STEPHEN KELLOGG AND THE SIXERS (Glassjaw Boxer)
Discografia border=Pelle

     

  Recensione del  18/12/2007
    

Hanno 5 album alle spalle ma anche se con l’ultimo omonimo lavoro sono approdati ad una major, non riescono ancora a ricucirsi nel mercato musicale un proprio spazio. Eppure il loro suono che ricorda band come i Counting Crows è solido e pieno di fervore chitarristico, una miscela ben dosata di alternative rock&pop (ascoltare la frizzante title-track o Why are you Talking to Me?) e ballate di spessore a cui la bella voce di Stehen Kellogg dona il giusto risalto (Father’s Day), insomma hanno tutti i requisiti per non passare inosservati non solo sulla scena di Boston.
Quest’ultimo Glassjaw Boxer è un lavoro più che valido, decisamente all’altezza dei recenti e passati Stephen Kellogg and the Sixers e Lucky Eleven: Kellogg nel pezzo centrale dell’album, Fourth of July una splendida rock-ballad, canta "Some guys get it all and they don't even need to try" una canzone decisamente autobiografica che colpisce per l’onestà delle liriche, ma tutto il resto di Glassjaw Boxer è imperniato delle difficoltà, da quel senso di schifo per tutto quello che ci circonda, ma dopoditutto non bisogna mollare per quello in cui si crede:“Alzarsi la mattina sapendo che prima o poi un colpo ti manderà al tappeto e più nobile di chi preferisce starsene semplicemte a terra da vigliacco”.
Kellogg questa rabbia la trascina quotidianamente on stage, e nella delicata bellezza di In Front of the World descrive questa difficile e strana situazione, questo feeling che poi si crea con il pubblico nel momento che le parole che nascono dal tuo cuore sono relegate in una semplice canzone.
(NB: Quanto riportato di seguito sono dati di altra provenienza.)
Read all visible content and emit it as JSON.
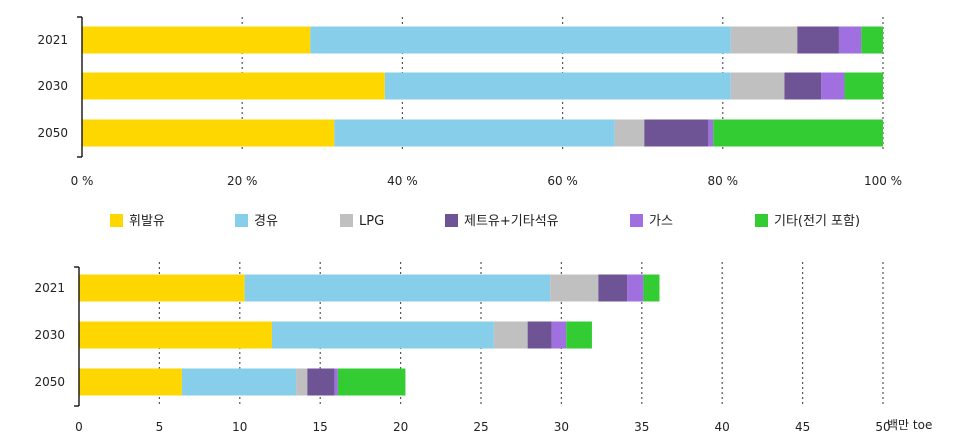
{
  "legend": [
    {
      "label": "휘발유",
      "color": "#FFD700"
    },
    {
      "label": "경유",
      "color": "#87CEEB"
    },
    {
      "label": "LPG",
      "color": "#C0C0C0"
    },
    {
      "label": "제트유+기타석유",
      "color": "#6E5494"
    },
    {
      "label": "가스",
      "color": "#A070E0"
    },
    {
      "label": "기타(전기 포함)",
      "color": "#33CC33"
    }
  ],
  "chart_data": [
    {
      "type": "bar",
      "orientation": "horizontal",
      "stacked": true,
      "categories": [
        "2021",
        "2030",
        "2050"
      ],
      "xlim": [
        0,
        100
      ],
      "xticks": [
        "0 %",
        "20 %",
        "40 %",
        "60 %",
        "80 %",
        "100 %"
      ],
      "grid": true,
      "series": [
        {
          "name": "휘발유",
          "values": [
            28.5,
            37.8,
            31.5
          ]
        },
        {
          "name": "경유",
          "values": [
            52.5,
            43.2,
            35.0
          ]
        },
        {
          "name": "LPG",
          "values": [
            8.3,
            6.7,
            3.7
          ]
        },
        {
          "name": "제트유+기타석유",
          "values": [
            5.2,
            4.6,
            8.0
          ]
        },
        {
          "name": "가스",
          "values": [
            2.8,
            2.9,
            0.6
          ]
        },
        {
          "name": "기타(전기 포함)",
          "values": [
            2.7,
            4.8,
            21.2
          ]
        }
      ]
    },
    {
      "type": "bar",
      "orientation": "horizontal",
      "stacked": true,
      "categories": [
        "2021",
        "2030",
        "2050"
      ],
      "xlim": [
        0,
        50
      ],
      "xticks": [
        "0",
        "5",
        "10",
        "15",
        "20",
        "25",
        "30",
        "35",
        "40",
        "45",
        "50"
      ],
      "xlabel": "백만 toe",
      "grid": true,
      "series": [
        {
          "name": "휘발유",
          "values": [
            10.3,
            12.0,
            6.4
          ]
        },
        {
          "name": "경유",
          "values": [
            19.0,
            13.8,
            7.1
          ]
        },
        {
          "name": "LPG",
          "values": [
            3.0,
            2.1,
            0.7
          ]
        },
        {
          "name": "제트유+기타석유",
          "values": [
            1.8,
            1.5,
            1.7
          ]
        },
        {
          "name": "가스",
          "values": [
            1.0,
            0.9,
            0.2
          ]
        },
        {
          "name": "기타(전기 포함)",
          "values": [
            1.0,
            1.6,
            4.2
          ]
        }
      ]
    }
  ]
}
Le 11 tracce dell’album parlano di solitudine, disperazione, depressione e pensieri francamenti cupi ma, sebbene tutto, Kellogg lancia messaggi con elementi di sana speranza, canzoni che non sempre allo stesso livello ma non cadono nel dimenticatoio perché Kellogg vive ciò che scrive.
Non è il tipo di scendere a patti con le major per facili radio hit da vendere, i fan hanno abbandonato la sua musica e le radio lo hanno accusato di essere rimasto fermo agli anni ’90. Glassjaw Boxer è fatto di musica onesta e di belle canzoni: ascoltare l’opening track Sweeth Sophia e Big Easy, piccole gemme di rara bellezza che aprono e chiudono il cd o il pop/rock di Milwaukee e la malinconica Hearts in Pain. Un album sincero, un peccato ignorarlo perché Stephen Kellogg merita.